Le nombre de Marocains se ralliant à "la cause Viêt Minh", sporadique après 1950, n'a cessé d'augmenter surtout depuis la déposition et l'exil du sultan Mohammed V (1951-1953). En 1950 fut constitué le DINA (Détachement des Indépendants Nord-Africains) regroupant pendant un certain temps une vingtaine de ralliés algériens, marocains et tunisiens; ils participaient aux activités paramilitaires, plutôt d'agit-prop.

Comme le montre l'enquête marocaine de Nelcya, les Marocains s'étaient engagés dans le Corps expéditionnaire français pour gagner leur vie. Le cas de Bouchaïb est typique: "Je me suis engagé en 1947 parce que je n'avais plus ma place à la maison... J'ai été mal traité par mes demi-frères et par la nouvelle femme de mon père. Je suis donc parti pour Casablanca. Sans travail, je me suis engagé. J'ai reçu une prime de 4500 F, 130 F tous les 15 jours, et des cigarettes pour le mois".

La guerre terminée en 1954, les Algériens et les Tunisiens furent rapatriés peu de temps après. Les Marocains ne purent partir qu'en 1972, 18 ans plus tard à cause des complications diplomatiques. Ils changèrent souvent de place à cause des bombardements américains, finissant par s'établir dans la province semi-montagneuse de Son Tây où ils menèrent avec leur famille mixte une vie de fellah. Chacun avait son lopin de terre, sa rizière, sa vache. Que reste-t-il de ce séjour de 25 ans au Vietnam ?

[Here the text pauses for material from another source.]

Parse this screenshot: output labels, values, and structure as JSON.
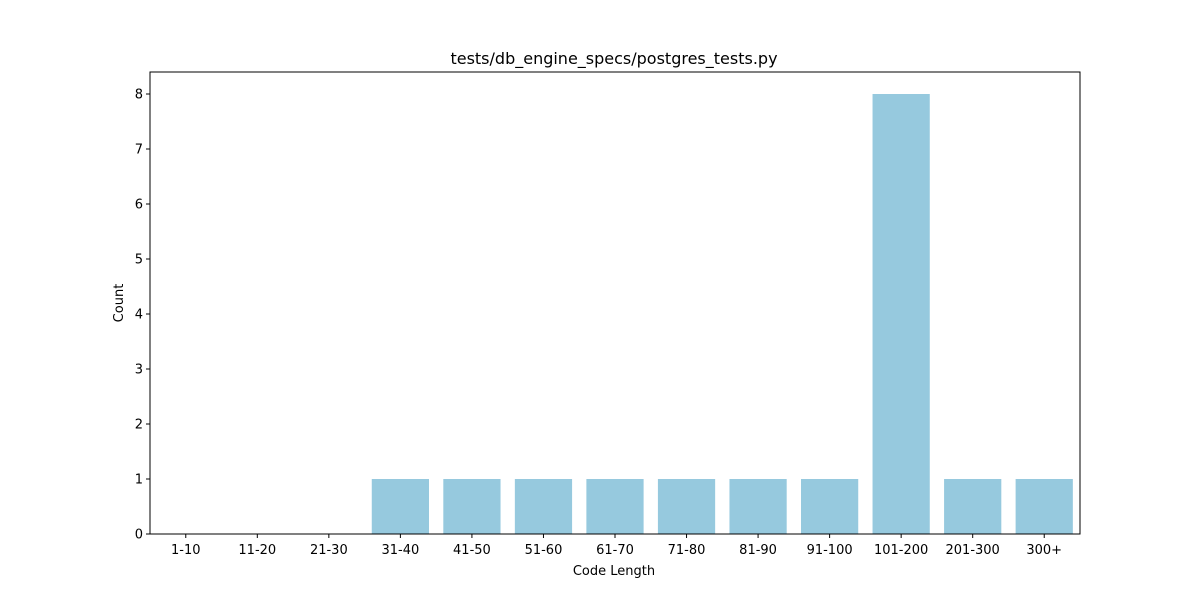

Comment la société vietnamienne, encore fortement confucianisée, avait accueilli ces musulmans et leur épouse vietnamienne ? Le professeur Trinh Van Thao opine: "être réduite à épouser un étranger, a fortiori un soldat sans grade ou un homme de couleur sans fortune, exposait une Vietnamienne aux mêmes discriminations et persécutions qu'ailleurs... Aussi, le fait que, par calcul politique ou même, mettons, par utopie révolutionnaire, le gouvernement de Hô Chí Minh ait encouragé la constitution de ces familles maroco-vietnamiennes d'infortune, leur permettant, aux frais de l'État, de vivre ensemble en toute légitimité, de résider, de travailler et de circuler en liberté, tient du miracle". À Nelcya, les rapatriés marocains ont raconté en 1999 que : "Malgré les sévères griefs de certains, les Vietnamiens les avaient reçus comme s'ils avaient été leurs enfants, leur assurant pendant 25 ans un toit, un travail, un revenu, des soins et la scolarisation de leurs enfants en somme, et surtout, l'égalité sociale". "Les enfants maroco-vietnamiens se sentent toujours vietnamiens, vietnamiens par leur mère, cette Vietnamienne absolue, de nationalité vietnamienne... Au fond, si les mères sont restées si vietnamiennes, ne serait-ce pas également parce qu'elles savent lire et écrire leur propre langue ?".

Par Huu Ngoc - Le Courrier du Vietnam - 24 Janvier 2003.